The welcome easing of distress, anxiety, or pain.
The welcome easing of distress, anxiety, or pain — the positive feeling after something bad lifts.
Distinguished by its after-the-fact, transitional character: the positive feeling that arises after something bad lifts, marking a passage from a negative state to a neutral or positive one (“a sigh of relief”). This sets it apart from the rest of the family, which describe sustained states — relief is inherently tied to a prior trouble that has just abated. Unlike ease (a baseline comfort), relief presupposes preceding discomfort.
The welcome easing or removal of distress, anxiety, or pain.

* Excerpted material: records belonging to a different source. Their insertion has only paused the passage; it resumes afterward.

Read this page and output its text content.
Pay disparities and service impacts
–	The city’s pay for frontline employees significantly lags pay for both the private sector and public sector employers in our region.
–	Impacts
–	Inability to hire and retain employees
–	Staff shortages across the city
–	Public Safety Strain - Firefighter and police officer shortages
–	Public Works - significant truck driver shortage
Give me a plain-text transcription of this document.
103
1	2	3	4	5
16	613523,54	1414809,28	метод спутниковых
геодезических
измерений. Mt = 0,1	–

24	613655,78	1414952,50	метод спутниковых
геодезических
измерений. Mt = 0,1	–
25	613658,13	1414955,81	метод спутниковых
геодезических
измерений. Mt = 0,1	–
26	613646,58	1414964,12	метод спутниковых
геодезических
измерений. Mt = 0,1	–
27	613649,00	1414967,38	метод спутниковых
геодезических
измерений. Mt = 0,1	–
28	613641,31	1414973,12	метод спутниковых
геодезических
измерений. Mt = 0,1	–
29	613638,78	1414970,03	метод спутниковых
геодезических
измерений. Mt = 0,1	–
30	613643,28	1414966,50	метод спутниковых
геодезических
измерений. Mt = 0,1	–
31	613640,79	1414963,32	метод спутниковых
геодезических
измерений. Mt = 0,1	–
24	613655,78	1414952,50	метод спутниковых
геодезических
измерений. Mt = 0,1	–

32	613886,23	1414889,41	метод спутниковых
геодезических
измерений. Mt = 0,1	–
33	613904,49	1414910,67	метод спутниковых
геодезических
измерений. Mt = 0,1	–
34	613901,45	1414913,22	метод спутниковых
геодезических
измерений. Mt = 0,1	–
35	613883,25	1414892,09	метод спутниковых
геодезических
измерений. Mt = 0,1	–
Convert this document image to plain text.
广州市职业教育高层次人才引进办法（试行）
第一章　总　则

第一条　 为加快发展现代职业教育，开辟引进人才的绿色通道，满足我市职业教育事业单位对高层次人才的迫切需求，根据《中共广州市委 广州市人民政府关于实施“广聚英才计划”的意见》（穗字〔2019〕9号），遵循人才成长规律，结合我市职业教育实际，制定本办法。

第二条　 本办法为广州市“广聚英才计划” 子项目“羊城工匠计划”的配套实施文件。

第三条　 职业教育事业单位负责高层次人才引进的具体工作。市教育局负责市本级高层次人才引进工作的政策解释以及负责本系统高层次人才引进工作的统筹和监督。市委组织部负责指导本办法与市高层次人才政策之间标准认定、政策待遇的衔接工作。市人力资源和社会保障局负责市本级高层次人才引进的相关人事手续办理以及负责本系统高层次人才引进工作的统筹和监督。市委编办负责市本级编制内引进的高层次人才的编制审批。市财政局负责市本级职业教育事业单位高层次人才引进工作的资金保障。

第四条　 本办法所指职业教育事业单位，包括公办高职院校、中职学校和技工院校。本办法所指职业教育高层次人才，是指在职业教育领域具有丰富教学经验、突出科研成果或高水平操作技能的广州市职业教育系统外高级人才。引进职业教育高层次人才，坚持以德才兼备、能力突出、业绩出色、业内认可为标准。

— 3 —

The original sense (late 14c.); a transition out of trouble.
Help given to those in need — welfare, disaster relief, the relief of a besieged town.
From c. 1400; the literal root is “a raising / lifting up” out of trouble.
The projection of a figure from a flat surface (bas-relief); by extension, sharpness of outline and the elevations of land (a relief map).
From c. 1600, via Italian rilievo “a raising.”
Late 14c., from Old French relief “assistance,” literally “a raising,” from relever, from Latin relevare “to raise, lighten, free from a burden” (re- + levare “to lift”). The literal sense is “to raise out of trouble.”
Senses developed early along distinct lines: the emotional “alleviation of distress” (late 14c.), “aid to the poor” (c. 1400, later government assistance), and the separate sculptural sense via Italian rilievo (c. 1600). No reliable recent-generation shift in the emotional sense.